È stata la segnalazione della zia a far scattare l’intervento della polizia che ha portato all’arresto di un 37enne residente a Pordenone, che, secondo l’accusa, coltivava marijuana in casa. Stando alla ricostruzione, la familiare avrebbe contattato le forze dell’ordine esasperata dalla situazione. Gli agenti della questura sono quindi intervenuti nell’abitazione dell’uomo per un controllo. Lo riporta il Messaggero Veneto.

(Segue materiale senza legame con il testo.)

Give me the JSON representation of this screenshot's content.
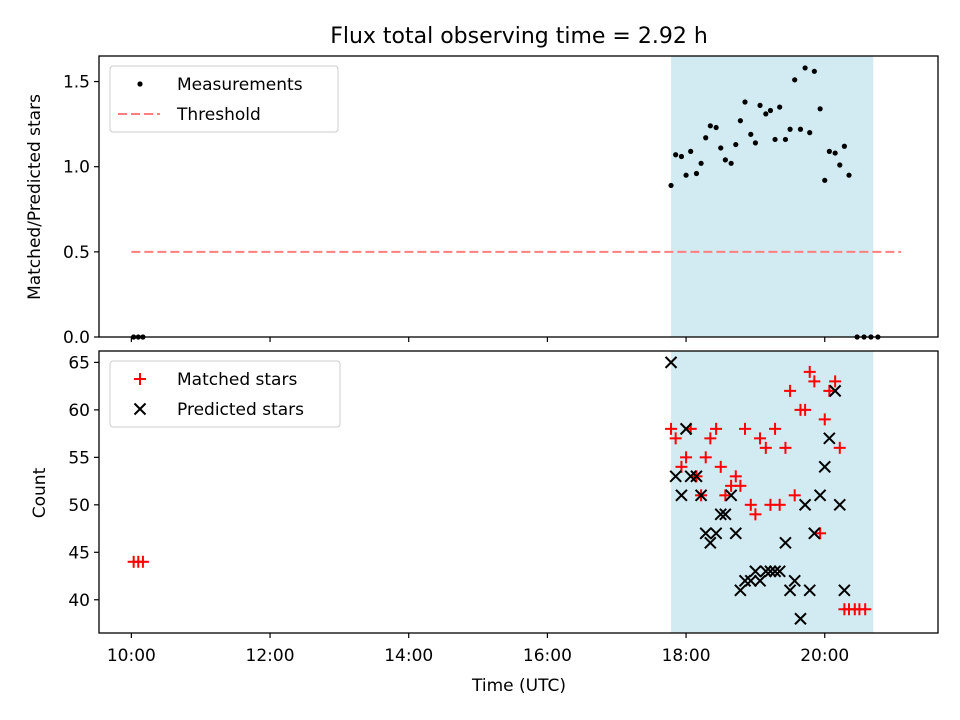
{
  "chart_data": {
    "type": "scatter",
    "title": "Flux total observing time = 2.92 h",
    "xlabel": "Time (UTC)",
    "x_unit": "hours UTC",
    "xlim": [
      "09:32",
      "21:38"
    ],
    "x_ticks": [
      {
        "value": "10:00",
        "label": "10:00"
      },
      {
        "value": "12:00",
        "label": "12:00"
      },
      {
        "value": "14:00",
        "label": "14:00"
      },
      {
        "value": "16:00",
        "label": "16:00"
      },
      {
        "value": "18:00",
        "label": "18:00"
      },
      {
        "value": "20:00",
        "label": "20:00"
      }
    ],
    "shaded_region": {
      "x_start": "17:47",
      "x_end": "20:42",
      "color": "#add8e6"
    },
    "panels": [
      {
        "ylabel": "Matched/Predicted stars",
        "ylim": [
          0,
          1.65
        ],
        "y_ticks": [
          "0.0",
          "0.5",
          "1.0",
          "1.5"
        ],
        "legend_position": "upper left",
        "series": [
          {
            "name": "Measurements",
            "kind": "dots",
            "color": "#000000",
            "points": [
              [
                "10:02",
                0
              ],
              [
                "10:06",
                0
              ],
              [
                "10:10",
                0
              ],
              [
                "17:47",
                0.89
              ],
              [
                "17:51",
                1.07
              ],
              [
                "17:56",
                1.06
              ],
              [
                "18:00",
                0.95
              ],
              [
                "18:04",
                1.09
              ],
              [
                "18:09",
                0.96
              ],
              [
                "18:13",
                1.02
              ],
              [
                "18:17",
                1.17
              ],
              [
                "18:21",
                1.24
              ],
              [
                "18:26",
                1.23
              ],
              [
                "18:30",
                1.11
              ],
              [
                "18:34",
                1.04
              ],
              [
                "18:39",
                1.02
              ],
              [
                "18:43",
                1.13
              ],
              [
                "18:47",
                1.27
              ],
              [
                "18:51",
                1.38
              ],
              [
                "18:56",
                1.19
              ],
              [
                "19:00",
                1.14
              ],
              [
                "19:04",
                1.36
              ],
              [
                "19:09",
                1.31
              ],
              [
                "19:13",
                1.33
              ],
              [
                "19:17",
                1.16
              ],
              [
                "19:21",
                1.35
              ],
              [
                "19:26",
                1.16
              ],
              [
                "19:30",
                1.22
              ],
              [
                "19:34",
                1.51
              ],
              [
                "19:39",
                1.22
              ],
              [
                "19:43",
                1.58
              ],
              [
                "19:47",
                1.2
              ],
              [
                "19:51",
                1.56
              ],
              [
                "19:56",
                1.34
              ],
              [
                "20:00",
                0.92
              ],
              [
                "20:04",
                1.09
              ],
              [
                "20:09",
                1.08
              ],
              [
                "20:13",
                1.01
              ],
              [
                "20:17",
                1.12
              ],
              [
                "20:21",
                0.95
              ],
              [
                "20:28",
                0
              ],
              [
                "20:34",
                0
              ],
              [
                "20:40",
                0
              ],
              [
                "20:46",
                0
              ]
            ]
          },
          {
            "name": "Threshold",
            "kind": "dashed-line",
            "color": "#ff7f7f",
            "x_from": "10:00",
            "x_to": "21:06",
            "y": 0.5
          }
        ]
      },
      {
        "ylabel": "Count",
        "ylim": [
          36.5,
          66.2
        ],
        "y_ticks": [
          "40",
          "45",
          "50",
          "55",
          "60",
          "65"
        ],
        "legend_position": "upper left",
        "series": [
          {
            "name": "Matched stars",
            "kind": "plus",
            "color": "#ff0000",
            "points": [
              [
                "10:02",
                44
              ],
              [
                "10:06",
                44
              ],
              [
                "10:10",
                44
              ],
              [
                "17:47",
                58
              ],
              [
                "17:51",
                57
              ],
              [
                "17:56",
                54
              ],
              [
                "18:00",
                55
              ],
              [
                "18:04",
                58
              ],
              [
                "18:09",
                53
              ],
              [
                "18:13",
                51
              ],
              [
                "18:17",
                55
              ],
              [
                "18:21",
                57
              ],
              [
                "18:26",
                58
              ],
              [
                "18:30",
                54
              ],
              [
                "18:34",
                51
              ],
              [
                "18:39",
                52
              ],
              [
                "18:43",
                53
              ],
              [
                "18:47",
                52
              ],
              [
                "18:51",
                58
              ],
              [
                "18:56",
                50
              ],
              [
                "19:00",
                49
              ],
              [
                "19:04",
                57
              ],
              [
                "19:09",
                56
              ],
              [
                "19:13",
                50
              ],
              [
                "19:17",
                58
              ],
              [
                "19:21",
                50
              ],
              [
                "19:26",
                56
              ],
              [
                "19:30",
                62
              ],
              [
                "19:34",
                51
              ],
              [
                "19:39",
                60
              ],
              [
                "19:43",
                60
              ],
              [
                "19:47",
                64
              ],
              [
                "19:51",
                63
              ],
              [
                "19:56",
                47
              ],
              [
                "20:00",
                59
              ],
              [
                "20:04",
                62
              ],
              [
                "20:09",
                63
              ],
              [
                "20:13",
                56
              ],
              [
                "20:17",
                39
              ],
              [
                "20:21",
                39
              ],
              [
                "20:26",
                39
              ],
              [
                "20:30",
                39
              ],
              [
                "20:35",
                39
              ]
            ]
          },
          {
            "name": "Predicted stars",
            "kind": "x",
            "color": "#000000",
            "points": [
              [
                "17:47",
                65
              ],
              [
                "17:51",
                53
              ],
              [
                "17:56",
                51
              ],
              [
                "18:00",
                58
              ],
              [
                "18:04",
                53
              ],
              [
                "18:09",
                53
              ],
              [
                "18:13",
                51
              ],
              [
                "18:17",
                47
              ],
              [
                "18:21",
                46
              ],
              [
                "18:26",
                47
              ],
              [
                "18:30",
                49
              ],
              [
                "18:34",
                49
              ],
              [
                "18:39",
                51
              ],
              [
                "18:43",
                47
              ],
              [
                "18:47",
                41
              ],
              [
                "18:51",
                42
              ],
              [
                "18:56",
                42
              ],
              [
                "19:00",
                43
              ],
              [
                "19:04",
                42
              ],
              [
                "19:09",
                43
              ],
              [
                "19:13",
                43
              ],
              [
                "19:17",
                43
              ],
              [
                "19:21",
                43
              ],
              [
                "19:26",
                46
              ],
              [
                "19:30",
                41
              ],
              [
                "19:34",
                42
              ],
              [
                "19:39",
                38
              ],
              [
                "19:43",
                50
              ],
              [
                "19:47",
                41
              ],
              [
                "19:51",
                47
              ],
              [
                "19:56",
                51
              ],
              [
                "20:00",
                54
              ],
              [
                "20:04",
                57
              ],
              [
                "20:09",
                62
              ],
              [
                "20:13",
                50
              ],
              [
                "20:17",
                41
              ]
            ]
          }
        ]
      }
    ]
  }
}
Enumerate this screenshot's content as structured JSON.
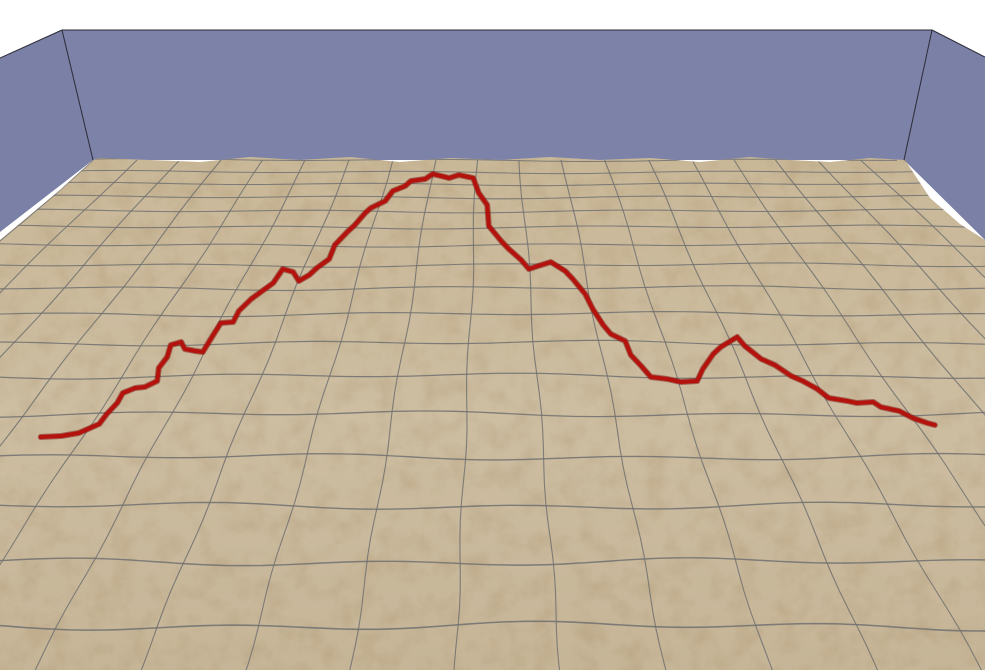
{
  "scene": {
    "colors": {
      "background": "#ffffff",
      "back_wall": "#7d82a9",
      "side_wall": "#7b80a7",
      "wall_edge": "#2b2b38",
      "terrain_light": "#cdbda1",
      "terrain_mid": "#c2b091",
      "terrain_dark": "#a89677",
      "grid_line": "#707070",
      "profile_line": "#b4120d",
      "profile_shadow": "#7a0a06"
    }
  }
}
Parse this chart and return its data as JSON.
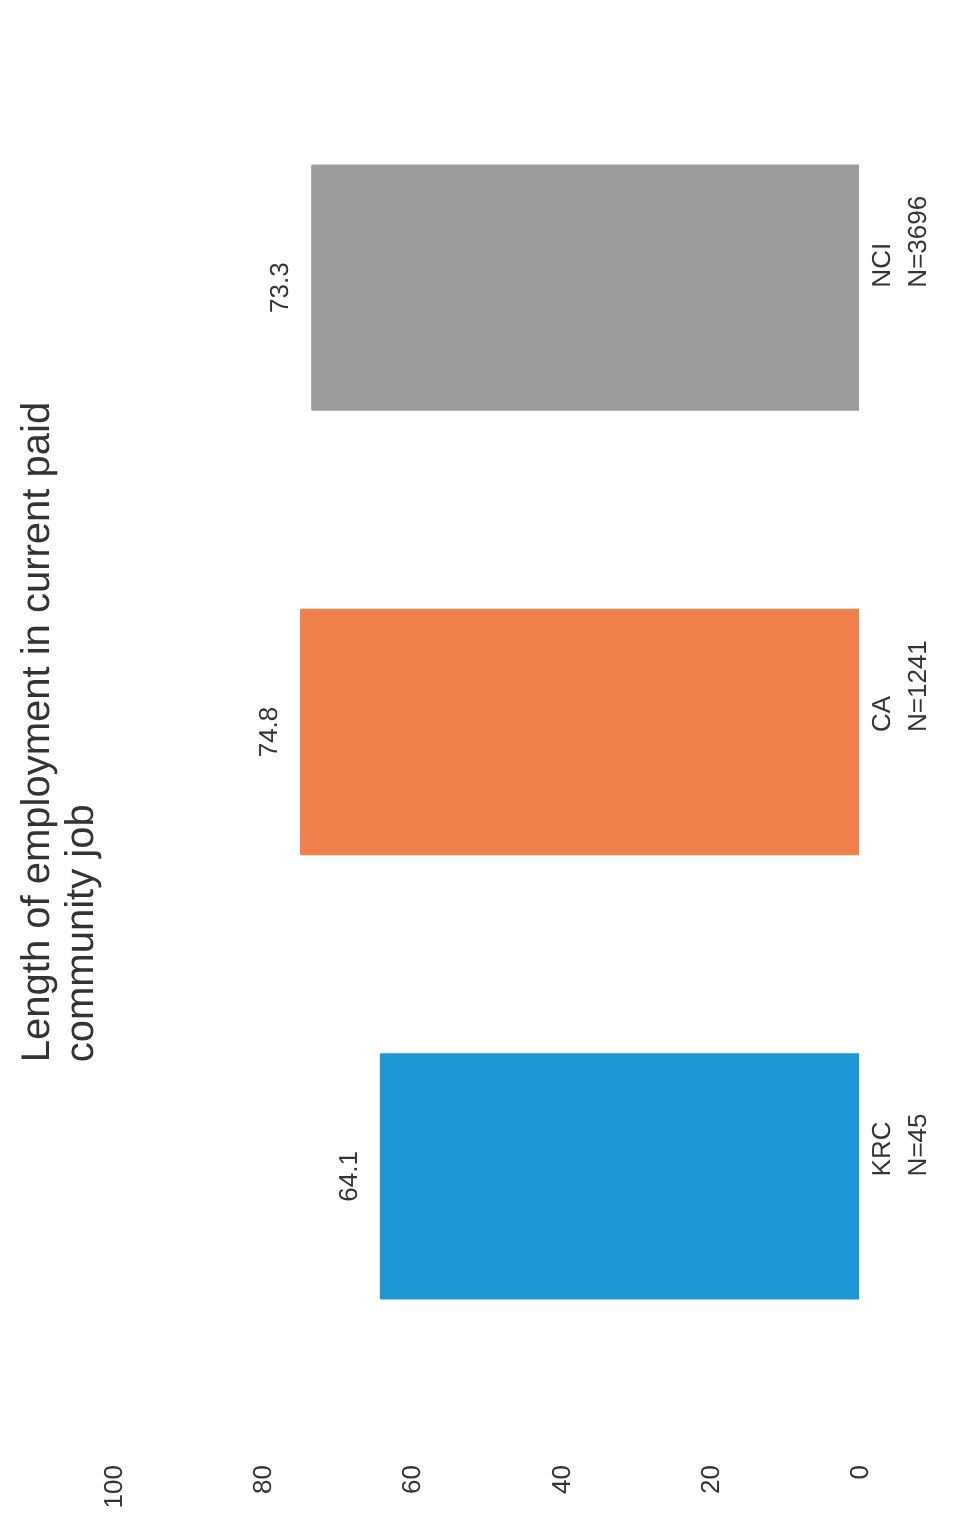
{
  "chart_data": {
    "type": "bar",
    "orientation": "horizontal",
    "title": "Length of employment in current paid\ncommunity job",
    "categories": [
      "NCI\nN=3696",
      "CA\nN=1241",
      "KRC\nN=45"
    ],
    "values": [
      73.3,
      74.8,
      64.1
    ],
    "colors": [
      "#9c9c9c",
      "#f0804c",
      "#1e98d4"
    ],
    "xlim": [
      100,
      0
    ],
    "xticks": [
      100,
      80,
      60,
      40,
      20,
      0
    ],
    "data_labels": true,
    "grid": false
  }
}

Il ritrovamento delle piante in casa
Durante la perquisizione, le volanti avrebbero rinvenuto sette piante di marijuana coltivate all’interno dell’appartamento. Il materiale è stato posto sotto sequestro e la posizione dell’uomo è stata immediatamente approfondita dagli investigatori.
Nel corso del controllo, secondo quanto riferito, si sarebbero verificati momenti di tensione con gli agenti. Per questo motivo all’uomo è stata contestata anche l’accusa di resistenza a pubblico ufficiale. Attraverso il suo avvocato, l’uomo avrebbe dichiarato di voler avviare un’attività legata alla cannabis light, sostenendo che le piante fossero destinate a quel progetto.
Il 37enne è stato arrestato dagli agenti della questura di Pordenone. Il gip ha disposto la misura di obbligo di dimora presso l’abitazione della madre, sempre a Pordenone.